Available basenames are: ...

The basenames in the workspace will be listed.

Example 5

Unix:

% $MAT_PKG_HOME/bin/MATWorkspaceEngine /home/user/myworkspace remove first

Windows native:

> %MAT_PKG_HOME%\bin\MATWorkspaceEngine.cmd c:\home\user\myworkspace remove first

Folder operations

Usage: MATWorkspaceEngine [options] <dir> <operation> [operation_options] <folder> [ <basename> ... ]

<folder>: The name of the folder to operate on.
<basename>: (optional) The basename or basenames to restrict the operation to.

The following folders support this operation: ...
This is the syntax for all folder operations. The possible operations are described in the workspace documentation. Your task may support operations in addition to those listed.

If no basenames are specified, the operation will be applied to all the documents in the specified folder.

Currently, the only operation which has any relevant arguments is modelbuild.

operation
option
description
modelbuild
--do_autotag
If present, apply the autotag operation after the model is constructed.
--config_name <name>
If present, use a model settings configuration other than the default.
--autotag_basename <basename>
If --do_autotag is present, a single basename to autotag. This basename must be in "raw, unprocessed". This option can be repeated. If neither this option nor --autotagged_basenames is present, all files in "raw, unprocessed" will be autotagged.
--autotag_basenames <basenames>
If --do_autotag is present, a space-separated sequence of basenames to autotag. These basenames must be in "raw, unprocessed". This option can be repeated. If neither this option nor --autotagged_basenam is present, all files in "raw, unprocessed" will be autotagged.

Example 6

Let's say you've imported some raw documents into your workspace. Now, let's say you want to prepare one of them for hand tagging:

Unix:

% $MAT_PKG_HOME/bin/MATWorkspaceEngine /home/user/myworkspace \
tagprep "raw, unprocessed" file1

Windows native:

> %MAT_PKG_HOME%\bin\MATWorkspaceEngine.cmd c:\home\user\myworkspace \
tagprep "raw, unprocessed" file1

This will move the file into the "in process" folder.

Example 7

Let's say that you've done your hand annotation on file1, and you want to mark it as completed:

Unix:

% $MAT_PKG_HOME/bin/MATWorkspaceEngine /home/user/myworkspace \
markcompleted "in process" file1
Windows native:

> %MAT_PKG_HOME%\bin\MATWorkspaceEngine.cmd c:\home\user\myworkspace \
markcompleted "in process" file1

Example 8

Let's say you want to build a model using all the documents in the completed folder, and you want to autotag whatever's left in "raw, unprocessed":

Unix:

% $MAT_PKG_HOME/bin/MATWorkspaceEngine /home/user/myworkspace \
modelbuild --do_autotag "completed"
Windows native:

> %MAT_PKG_HOME%\bin\MATWorkspaceEngine.cmd c:\home\user\myworkspace \
modelbuild --do_autotag "completed"

Note that the flags for the operation appear in the command line immediately after the "operate" directive.

Example 9

Let's say you want to build a model using all the documents in the completed folder, but you want to use an alternative model settings configuration defined in your task.xml file:

Unix:

% $MAT_PKG_HOME/bin/MATWorkspaceEngine /home/user/myworkspace \
modelbuild --config_name alt_modelbuild "completed"

Windows native:

> %MAT_PKG_HOME%\bin\MATWorkspaceEngine.cmd c:\home\user\myworkspace \
modelbuild --config_name alt_modelbuild "completed"

Operate

As described above, the "operate" operation is an umbrella invocation operation for folder operations. It is no longer needed, but retained for backward compatibility.

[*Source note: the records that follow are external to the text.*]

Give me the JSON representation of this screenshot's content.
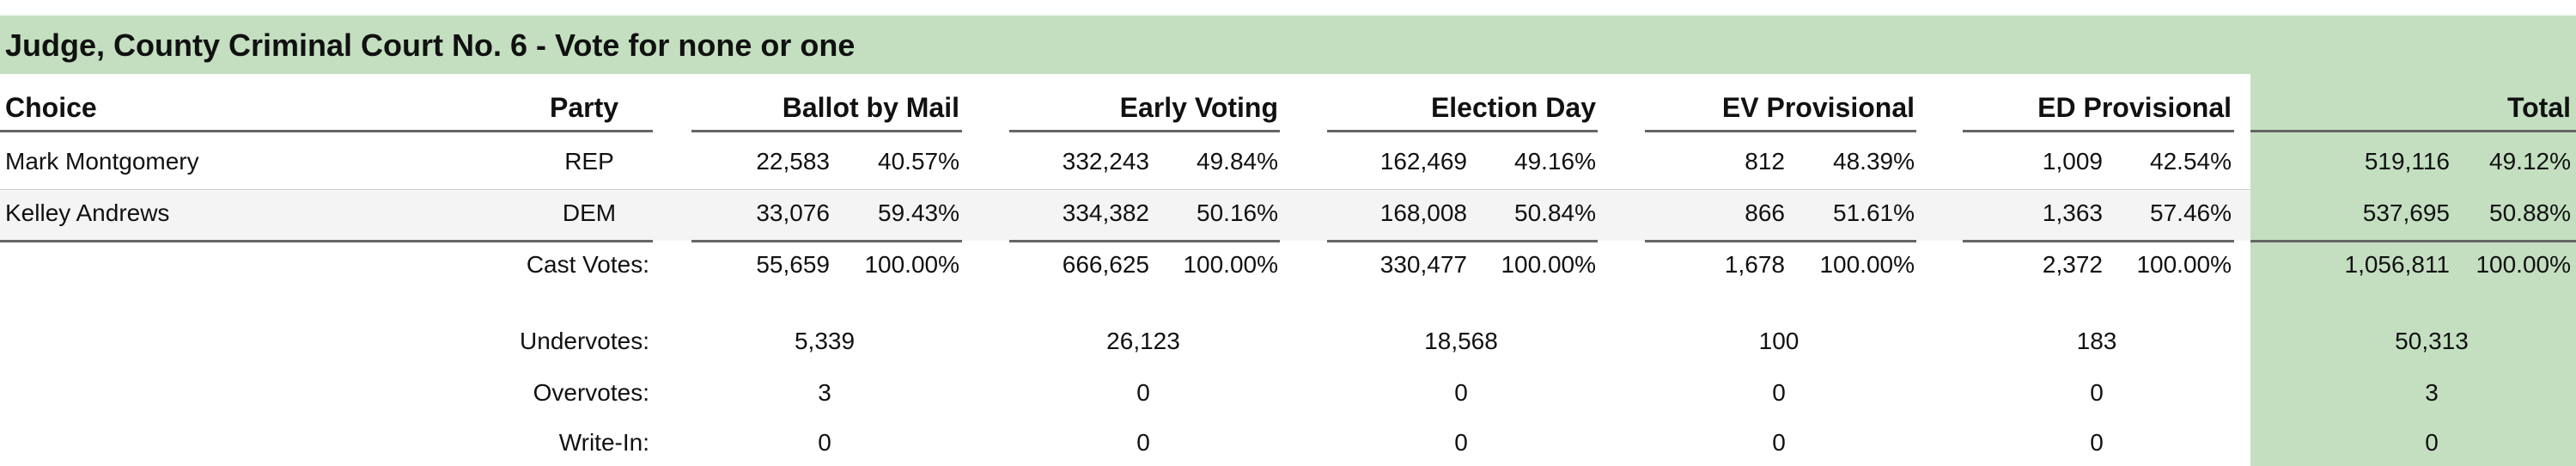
{
  "title": "Judge, County Criminal Court No. 6 - Vote for none or one",
  "headers": {
    "choice": "Choice",
    "party": "Party",
    "groups": [
      "Ballot by Mail",
      "Early Voting",
      "Election Day",
      "EV Provisional",
      "ED Provisional"
    ],
    "total": "Total"
  },
  "candidates": [
    {
      "name": "Mark Montgomery",
      "party": "REP",
      "votes": [
        "22,583",
        "332,243",
        "162,469",
        "812",
        "1,009"
      ],
      "pcts": [
        "40.57%",
        "49.84%",
        "49.16%",
        "48.39%",
        "42.54%"
      ],
      "total_votes": "519,116",
      "total_pct": "49.12%"
    },
    {
      "name": "Kelley Andrews",
      "party": "DEM",
      "votes": [
        "33,076",
        "334,382",
        "168,008",
        "866",
        "1,363"
      ],
      "pcts": [
        "59.43%",
        "50.16%",
        "50.84%",
        "51.61%",
        "57.46%"
      ],
      "total_votes": "537,695",
      "total_pct": "50.88%"
    }
  ],
  "cast_votes": {
    "label": "Cast Votes:",
    "votes": [
      "55,659",
      "666,625",
      "330,477",
      "1,678",
      "2,372"
    ],
    "pcts": [
      "100.00%",
      "100.00%",
      "100.00%",
      "100.00%",
      "100.00%"
    ],
    "total_votes": "1,056,811",
    "total_pct": "100.00%"
  },
  "extra_rows": [
    {
      "label": "Undervotes:",
      "values": [
        "5,339",
        "26,123",
        "18,568",
        "100",
        "183"
      ],
      "total": "50,313"
    },
    {
      "label": "Overvotes:",
      "values": [
        "3",
        "0",
        "0",
        "0",
        "0"
      ],
      "total": "3"
    },
    {
      "label": "Write-In:",
      "values": [
        "0",
        "0",
        "0",
        "0",
        "0"
      ],
      "total": "0"
    }
  ],
  "colors": {
    "accent_green": "#c3dfc0",
    "row_alt": "#f4f4f4",
    "rule": "#666666"
  }
}
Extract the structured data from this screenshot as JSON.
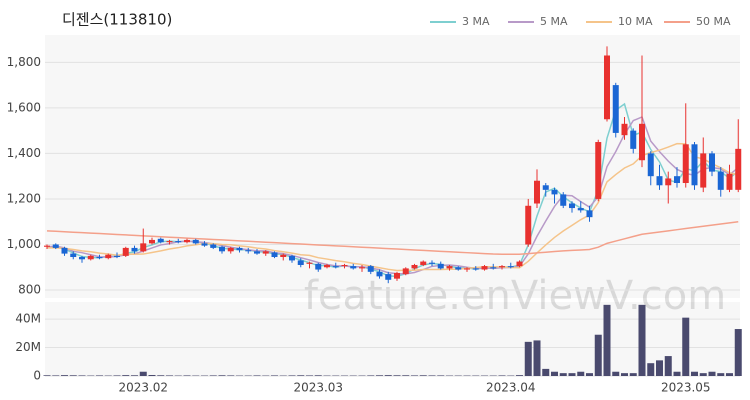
{
  "chart_data": [
    {
      "type": "candlestick",
      "title": "디젠스(113810)",
      "watermark": "feature.enViewV.com",
      "up_color": "#e8312f",
      "down_color": "#1a66d4",
      "categories": [
        null,
        null,
        null,
        null,
        null,
        null,
        null,
        null,
        null,
        null,
        null,
        "2023.02",
        null,
        null,
        null,
        null,
        null,
        null,
        null,
        null,
        null,
        null,
        null,
        null,
        null,
        null,
        null,
        null,
        null,
        null,
        null,
        "2023.03",
        null,
        null,
        null,
        null,
        null,
        null,
        null,
        null,
        null,
        null,
        null,
        null,
        null,
        null,
        null,
        null,
        null,
        null,
        null,
        null,
        null,
        "2023.04",
        null,
        null,
        null,
        null,
        null,
        null,
        null,
        null,
        null,
        null,
        null,
        null,
        null,
        null,
        null,
        null,
        null,
        null,
        null,
        "2023.05",
        null,
        null,
        null,
        null,
        null,
        null
      ],
      "open": [
        990,
        1000,
        985,
        960,
        945,
        935,
        945,
        940,
        950,
        950,
        985,
        970,
        1005,
        1025,
        1010,
        1015,
        1010,
        1020,
        1005,
        1000,
        990,
        970,
        985,
        975,
        970,
        960,
        965,
        945,
        950,
        930,
        915,
        915,
        900,
        905,
        905,
        905,
        895,
        905,
        880,
        870,
        850,
        870,
        895,
        910,
        920,
        915,
        895,
        900,
        890,
        895,
        890,
        900,
        900,
        905,
        905,
        1000,
        1180,
        1260,
        1240,
        1220,
        1180,
        1160,
        1150,
        1200,
        1550,
        1700,
        1480,
        1500,
        1370,
        1400,
        1300,
        1260,
        1300,
        1270,
        1440,
        1250,
        1400,
        1320,
        1240,
        1240
      ],
      "high": [
        1000,
        1005,
        990,
        970,
        950,
        955,
        955,
        960,
        965,
        990,
        995,
        1070,
        1030,
        1030,
        1020,
        1025,
        1025,
        1025,
        1015,
        1005,
        995,
        990,
        990,
        985,
        980,
        975,
        970,
        960,
        955,
        940,
        925,
        920,
        915,
        920,
        915,
        915,
        910,
        910,
        890,
        880,
        880,
        900,
        915,
        930,
        930,
        925,
        910,
        905,
        900,
        905,
        910,
        915,
        910,
        920,
        930,
        1200,
        1330,
        1270,
        1250,
        1230,
        1190,
        1190,
        1170,
        1460,
        1870,
        1710,
        1560,
        1510,
        1830,
        1410,
        1350,
        1320,
        1340,
        1620,
        1450,
        1470,
        1410,
        1340,
        1350,
        1550
      ],
      "low": [
        980,
        980,
        950,
        935,
        920,
        930,
        935,
        935,
        940,
        945,
        960,
        965,
        1000,
        1005,
        1000,
        1005,
        1005,
        1000,
        990,
        980,
        960,
        960,
        965,
        960,
        955,
        950,
        940,
        930,
        920,
        900,
        895,
        880,
        895,
        895,
        895,
        890,
        880,
        870,
        850,
        830,
        840,
        865,
        890,
        905,
        905,
        890,
        885,
        885,
        880,
        885,
        885,
        890,
        890,
        895,
        900,
        990,
        1160,
        1210,
        1180,
        1160,
        1140,
        1140,
        1100,
        1190,
        1540,
        1470,
        1460,
        1400,
        1340,
        1260,
        1240,
        1180,
        1250,
        1250,
        1240,
        1230,
        1300,
        1210,
        1230,
        1230
      ],
      "close": [
        995,
        985,
        960,
        945,
        935,
        950,
        940,
        955,
        945,
        985,
        970,
        1005,
        1020,
        1010,
        1015,
        1010,
        1020,
        1005,
        995,
        985,
        970,
        985,
        975,
        970,
        960,
        970,
        945,
        955,
        930,
        910,
        920,
        890,
        910,
        900,
        910,
        895,
        900,
        880,
        860,
        845,
        875,
        895,
        910,
        925,
        915,
        895,
        905,
        890,
        895,
        890,
        905,
        895,
        905,
        900,
        925,
        1170,
        1280,
        1240,
        1220,
        1170,
        1160,
        1150,
        1120,
        1450,
        1830,
        1490,
        1530,
        1420,
        1530,
        1300,
        1260,
        1290,
        1270,
        1440,
        1260,
        1400,
        1320,
        1240,
        1310,
        1420
      ],
      "series": [
        {
          "name": "3 MA",
          "color": "#7ecfd0",
          "values": [
            990,
            990,
            980,
            963,
            947,
            943,
            942,
            948,
            947,
            962,
            967,
            987,
            998,
            1012,
            1015,
            1012,
            1015,
            1012,
            1007,
            995,
            983,
            980,
            977,
            977,
            968,
            967,
            958,
            957,
            943,
            932,
            920,
            907,
            907,
            900,
            907,
            902,
            902,
            892,
            880,
            862,
            860,
            872,
            893,
            910,
            917,
            912,
            905,
            897,
            897,
            892,
            897,
            897,
            902,
            900,
            910,
            998,
            1125,
            1230,
            1247,
            1210,
            1183,
            1160,
            1143,
            1240,
            1467,
            1590,
            1617,
            1480,
            1493,
            1417,
            1363,
            1283,
            1273,
            1333,
            1323,
            1367,
            1327,
            1320,
            1290,
            1323
          ]
        },
        {
          "name": "5 MA",
          "color": "#b89ac8",
          "values": [
            990,
            992,
            985,
            970,
            964,
            955,
            946,
            945,
            947,
            955,
            959,
            971,
            985,
            998,
            1004,
            1012,
            1015,
            1012,
            1009,
            1003,
            995,
            988,
            982,
            977,
            972,
            972,
            964,
            960,
            952,
            942,
            932,
            921,
            912,
            906,
            906,
            901,
            903,
            897,
            889,
            876,
            872,
            871,
            877,
            890,
            904,
            908,
            910,
            906,
            900,
            895,
            897,
            895,
            898,
            899,
            904,
            959,
            1036,
            1103,
            1167,
            1216,
            1214,
            1188,
            1164,
            1210,
            1342,
            1408,
            1484,
            1544,
            1560,
            1454,
            1408,
            1366,
            1330,
            1312,
            1304,
            1332,
            1338,
            1332,
            1306,
            1338
          ]
        },
        {
          "name": "10 MA",
          "color": "#f5c48a",
          "values": [
            985,
            985,
            983,
            978,
            972,
            968,
            962,
            958,
            953,
            958,
            957,
            958,
            965,
            972,
            980,
            986,
            994,
            999,
            1004,
            1004,
            1000,
            999,
            994,
            990,
            984,
            980,
            973,
            968,
            962,
            955,
            952,
            942,
            936,
            929,
            924,
            917,
            912,
            905,
            898,
            891,
            886,
            887,
            887,
            890,
            890,
            890,
            891,
            892,
            895,
            899,
            902,
            902,
            901,
            899,
            898,
            926,
            963,
            998,
            1031,
            1059,
            1084,
            1109,
            1130,
            1184,
            1275,
            1307,
            1336,
            1354,
            1390,
            1404,
            1414,
            1428,
            1443,
            1442,
            1385,
            1376,
            1355,
            1337,
            1315,
            1304
          ]
        },
        {
          "name": "50 MA",
          "color": "#f4a08a",
          "values": [
            1060,
            1058,
            1056,
            1054,
            1052,
            1050,
            1048,
            1046,
            1044,
            1042,
            1040,
            1038,
            1036,
            1034,
            1032,
            1030,
            1028,
            1026,
            1024,
            1022,
            1020,
            1018,
            1016,
            1014,
            1012,
            1010,
            1008,
            1006,
            1004,
            1002,
            1000,
            998,
            996,
            994,
            992,
            990,
            988,
            986,
            984,
            982,
            980,
            978,
            976,
            974,
            972,
            970,
            968,
            966,
            964,
            962,
            960,
            958,
            957,
            957,
            957,
            960,
            963,
            966,
            969,
            972,
            974,
            976,
            978,
            988,
            1005,
            1015,
            1025,
            1035,
            1045,
            1050,
            1055,
            1060,
            1065,
            1070,
            1075,
            1080,
            1085,
            1090,
            1095,
            1100
          ]
        }
      ],
      "ylim": [
        765,
        1920
      ],
      "yticks": [
        800,
        {
          "value": 1000,
          "label": "1,000"
        },
        {
          "value": 1200,
          "label": "1,200"
        },
        {
          "value": 1400,
          "label": "1,400"
        },
        {
          "value": 1600,
          "label": "1,600"
        },
        {
          "value": 1800,
          "label": "1,800"
        }
      ],
      "grid": true
    },
    {
      "type": "bar",
      "color": "#4a4a6e",
      "values": [
        500000,
        400000,
        600000,
        500000,
        400000,
        300000,
        400000,
        300000,
        400000,
        600000,
        500000,
        3000000,
        700000,
        500000,
        400000,
        300000,
        400000,
        300000,
        300000,
        400000,
        500000,
        400000,
        300000,
        300000,
        400000,
        300000,
        400000,
        300000,
        400000,
        500000,
        400000,
        500000,
        300000,
        300000,
        300000,
        300000,
        300000,
        400000,
        500000,
        600000,
        500000,
        500000,
        400000,
        500000,
        400000,
        400000,
        300000,
        300000,
        300000,
        300000,
        300000,
        300000,
        400000,
        300000,
        600000,
        24000000,
        25000000,
        5000000,
        3000000,
        2000000,
        2000000,
        3000000,
        2000000,
        29000000,
        50000000,
        3000000,
        2000000,
        2000000,
        50000000,
        9000000,
        11000000,
        14000000,
        3000000,
        41000000,
        3000000,
        2000000,
        3000000,
        2000000,
        2000000,
        33000000
      ],
      "ylim": [
        0,
        52000000
      ],
      "yticks": [
        0,
        {
          "value": 20000000,
          "label": "20M"
        },
        {
          "value": 40000000,
          "label": "40M"
        }
      ],
      "grid": true
    }
  ]
}
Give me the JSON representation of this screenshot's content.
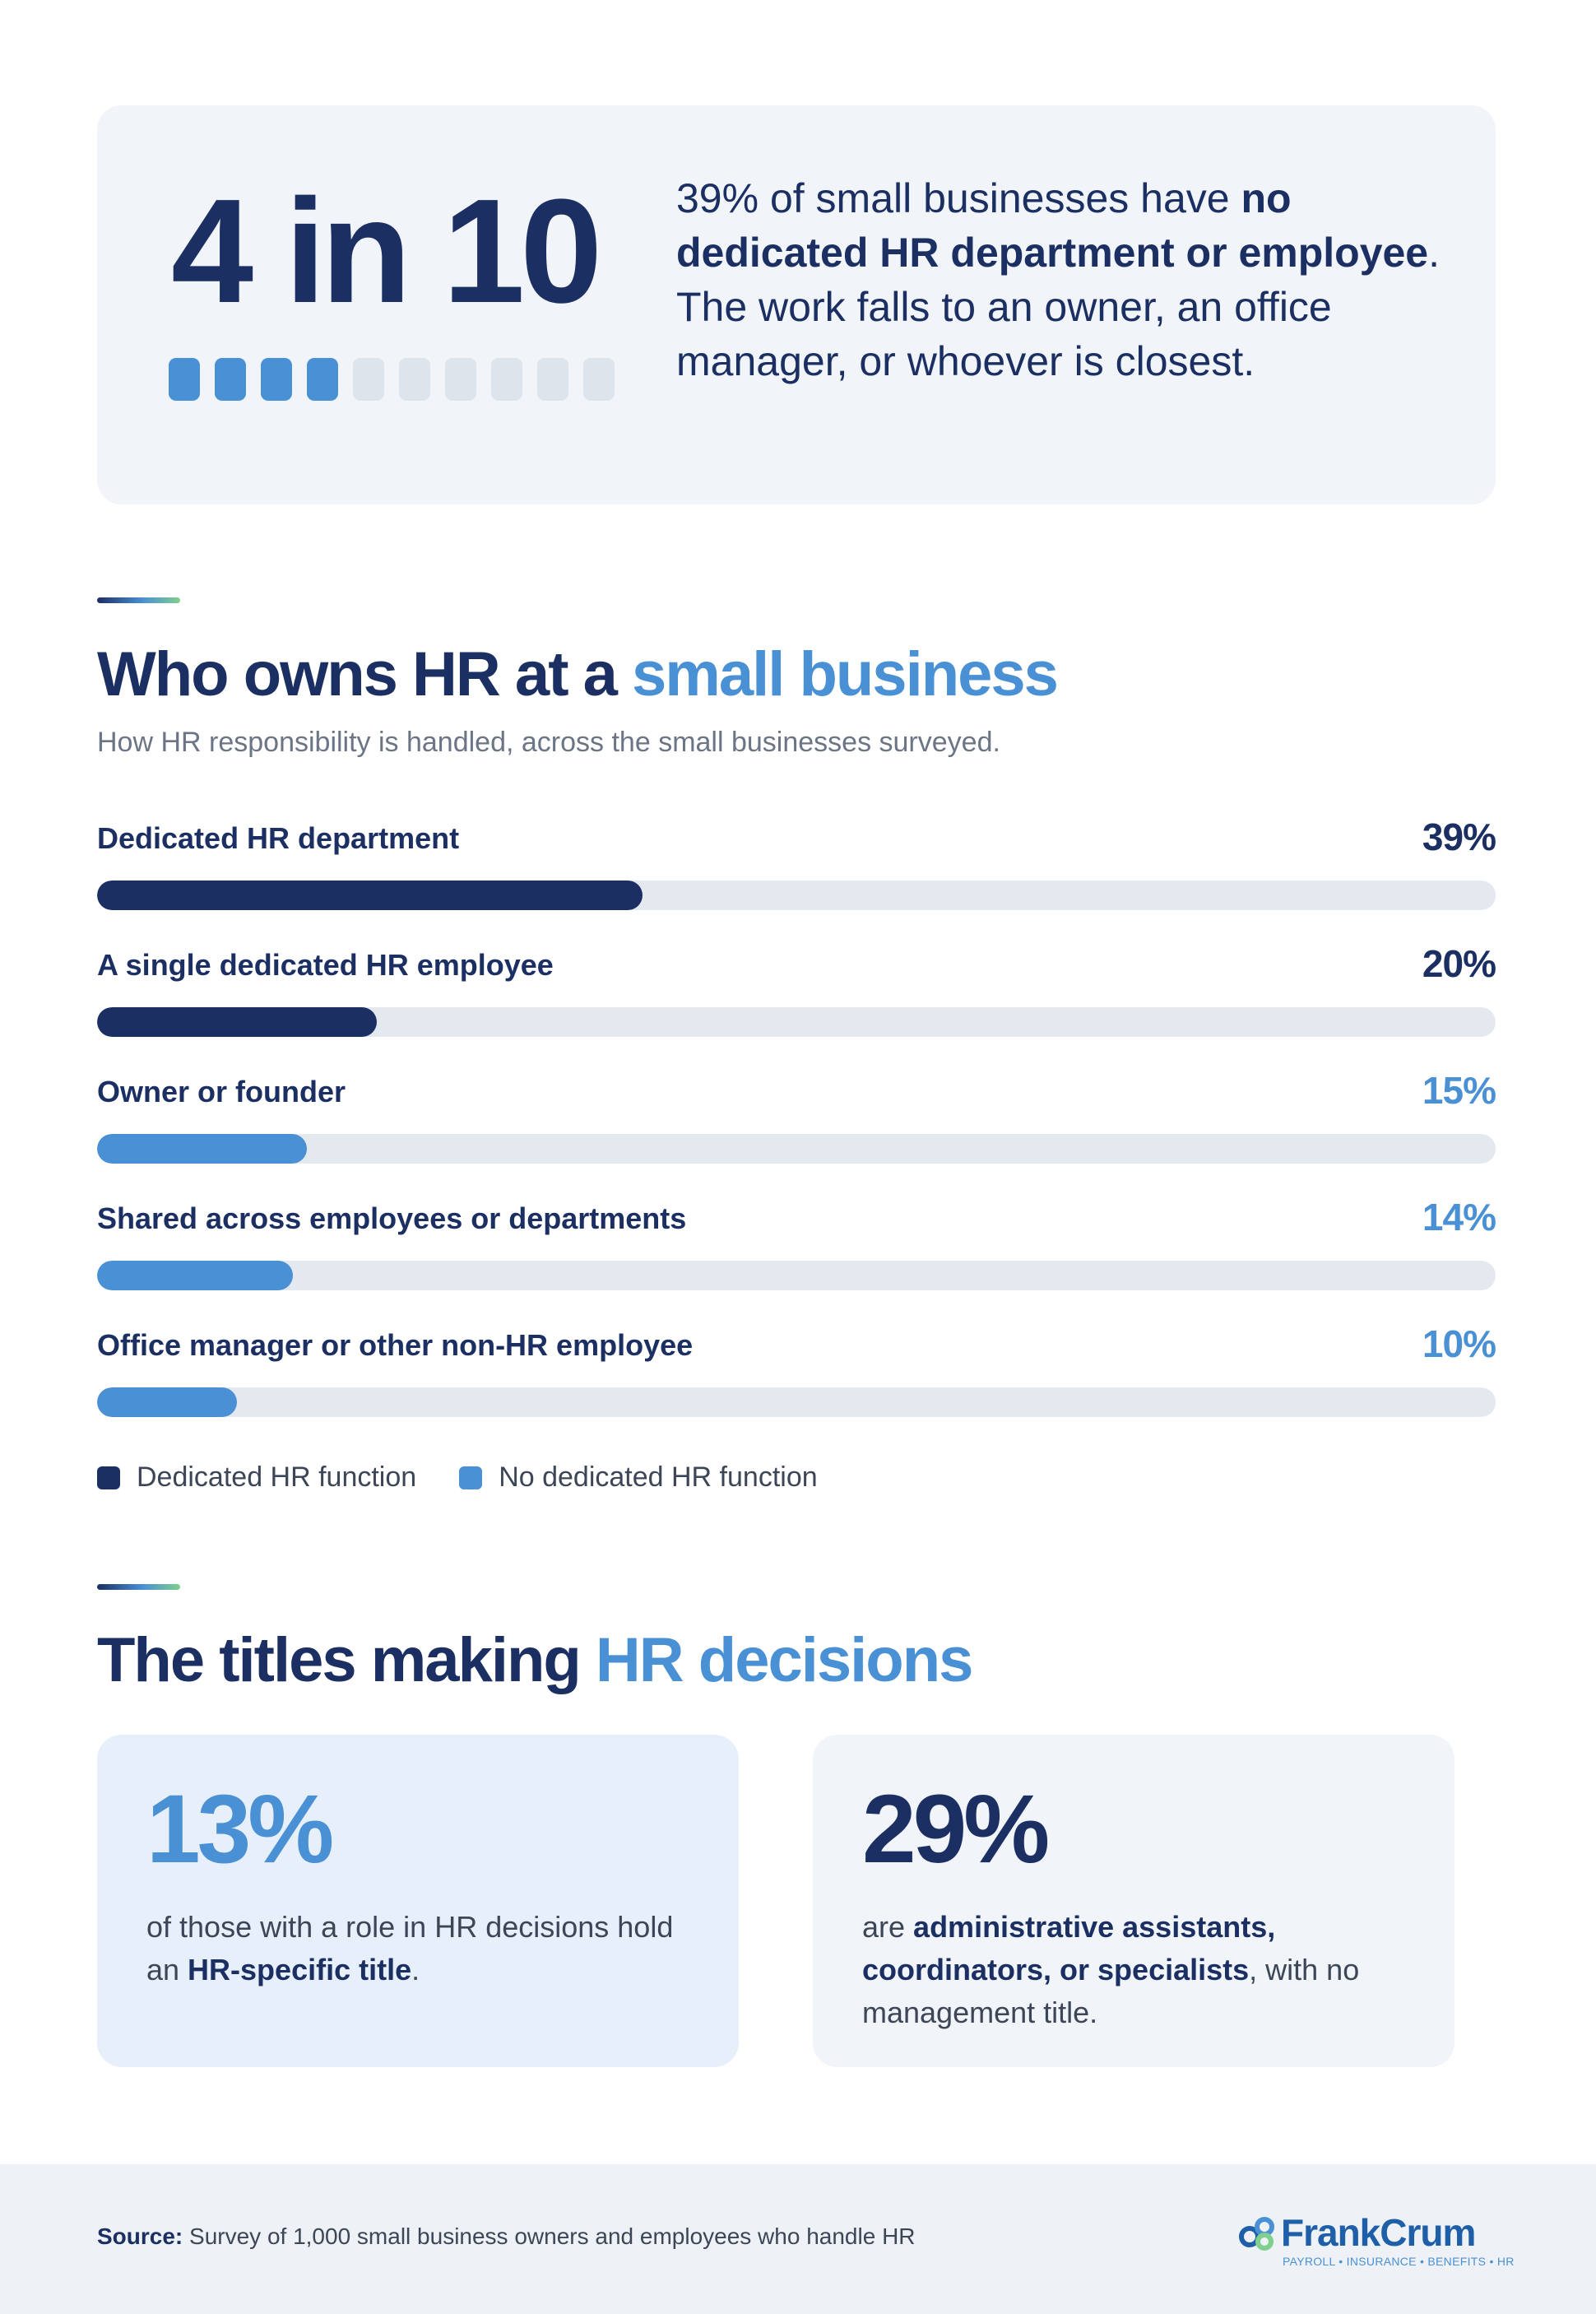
{
  "colors": {
    "navy": "#1b2f63",
    "blue": "#4a90d4",
    "track": "#e4e9f0",
    "block_off": "#dde4ec"
  },
  "hero": {
    "big": "4 in 10",
    "blocks_filled": 4,
    "blocks_total": 10,
    "text": {
      "part1": "39% of small businesses have ",
      "bold": "no dedicated HR department or employee",
      "part2": ". The work falls to an owner, an office manager, or whoever is closest."
    }
  },
  "section1": {
    "title_part1": "Who owns HR at a ",
    "title_highlight": "small business",
    "subtitle": "How HR responsibility is handled, across the small businesses surveyed."
  },
  "chart_data": {
    "type": "bar",
    "orientation": "horizontal",
    "title": "Who owns HR at a small business",
    "subtitle": "How HR responsibility is handled, across the small businesses surveyed.",
    "categories": [
      "Dedicated HR department",
      "A single dedicated HR employee",
      "Owner or founder",
      "Shared across employees or departments",
      "Office manager or other non-HR employee"
    ],
    "values": [
      39,
      20,
      15,
      14,
      10
    ],
    "value_labels": [
      "39%",
      "20%",
      "15%",
      "14%",
      "10%"
    ],
    "groups": [
      "Dedicated HR function",
      "Dedicated HR function",
      "No dedicated HR function",
      "No dedicated HR function",
      "No dedicated HR function"
    ],
    "xlim": [
      0,
      100
    ],
    "grid": false,
    "legend": [
      {
        "name": "Dedicated HR function",
        "color": "#1b2f63"
      },
      {
        "name": "No dedicated HR function",
        "color": "#4a90d4"
      }
    ],
    "legend_position": "bottom-left"
  },
  "section2": {
    "title_part1": "The titles making ",
    "title_highlight": "HR decisions"
  },
  "cards": [
    {
      "value": "13%",
      "text_part1": "of those with a role in HR decisions hold an ",
      "bold": "HR-specific title",
      "text_part2": "."
    },
    {
      "value": "29%",
      "text_part1": "are ",
      "bold": "administrative assistants, coordinators, or specialists",
      "text_part2": ", with no management title."
    }
  ],
  "footer": {
    "source_label": "Source:",
    "source_text": " Survey of 1,000 small business owners and employees who handle HR",
    "logo_name": "FrankCrum",
    "logo_tagline": "PAYROLL • INSURANCE • BENEFITS • HR"
  }
}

Usage: MATWorkspaceEngine [options] <dir> operate [operation_options] <folder> <operation> [ <basename> ... ]

<folder>: The name of the folder to operate on.
<operation>: The operation to perform.
<basename>: (optional) The basename or basenames to restrict the operation to.

Folder 'completed' supports these operations: modelbuild markincomplete
Folder 'in process' supports these operations: markcompleted
Folder 'raw, unprocessed' supports these operations: autotag tagprep
Folder 'autotagged' supports these operations: handcorrect
Your application may support other operations.